Dave Lindorff suspects that the Democrats' late hard swing to the left in Congress is "meaningless." I'm inclined to agree -- like Mr. Lindorff (and, well, pretty much all liberals), I wonder why Democrats didn't try this kind of program when they ran everything in 2009 and 2010. Mammon (here in the form of big campaign contributions) is of course the reason, but mammon's primacy is getting quite tiresome. Making money beside the point is a challenge.
Facing huge state budget deficits brought on by his tax cut "experiment," Gov. Brownback of Kansas plans to include unspecified tax revenue hikes in his upcoming budget proposal, per his chief of staff. And thus Mr. Brownback demonstrates he's learned the lesson of Ronald Reagan, who followed up his huge tax-cut-for-the-rich in 1981 with payroll tax hikes on working folks in 1983 -- thus "proving" that "tax cuts work," since no right-winger remembers the Reagan tax hikes and no right-winger will remember Mr. Brownback's, either.
ProPublica informs us that there's very little actual oversight over the "flashbang" grenades police officers throw into houses on drug raids. Flashbangs can be useful in hostage rescues, but in a classic example of mission creep, now police use them a lot more routinely, even though they cause burns and other serious injuries. Police justify their use by saying they save on gunfire, but that's not true even if every target of every raid was ready to shoot, which hardly seems likely. Just ask Baby Bou Bou, once he's old enough.

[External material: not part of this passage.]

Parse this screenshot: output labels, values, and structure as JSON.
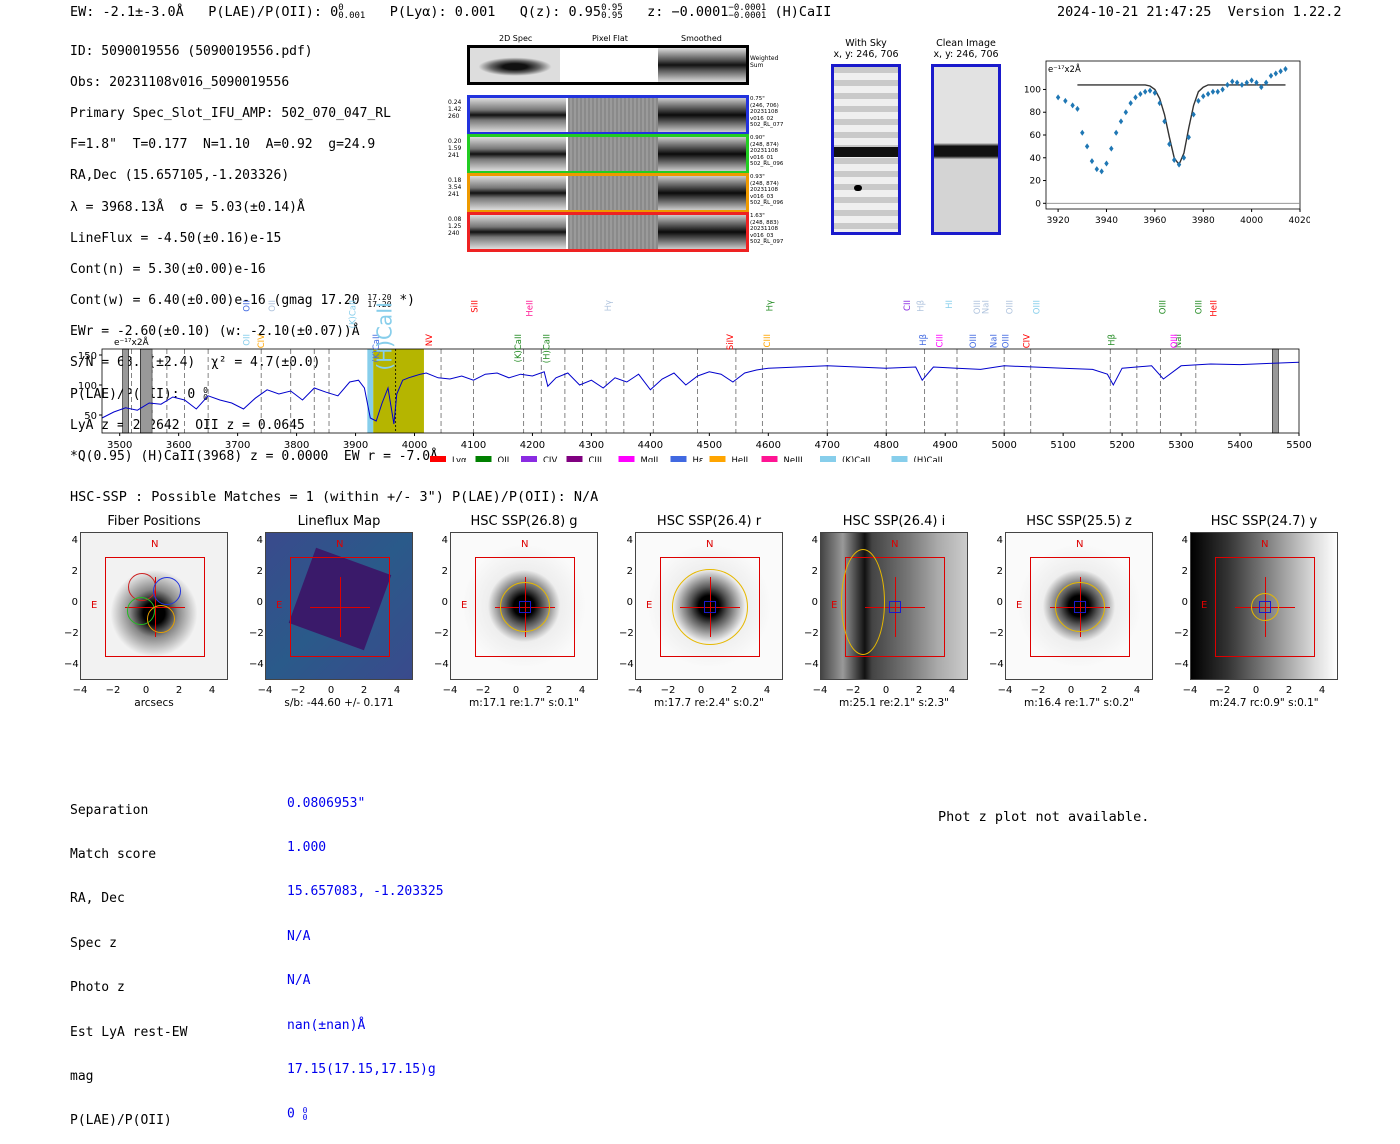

Information Technology and Innovation Foundation study suggests that the American "manufacturing renaissance" might be a bit overstated -- as in, we've added only one manufacturing job for every five we've lost during Our Ongoing Economic Armageddon. Admittedly the evidence for this "renaissance" always seemed anecdotal -- President Obama has been as guilty of that (his 2011 State of the Union address comes to mind) as anyone. I'll admit that the sentence "the alleged 'manufacturing renaissance' isn’t going to pull our economic chestnuts from the fire" was not a sentence I expected to read this morning.
Finally, a newly-developed antibiotic might one day give us all a little breathing room in our battle against antibiotic-resistant disease. You and I won't be able to take Teixobactin for a few years, but it's killed MRSA in the laboratory, which none of the other antibiotics can do anymore. I always thought we'd show some resilience in our development of new technologies, but we still need to stop overusing antibiotics in factory farms.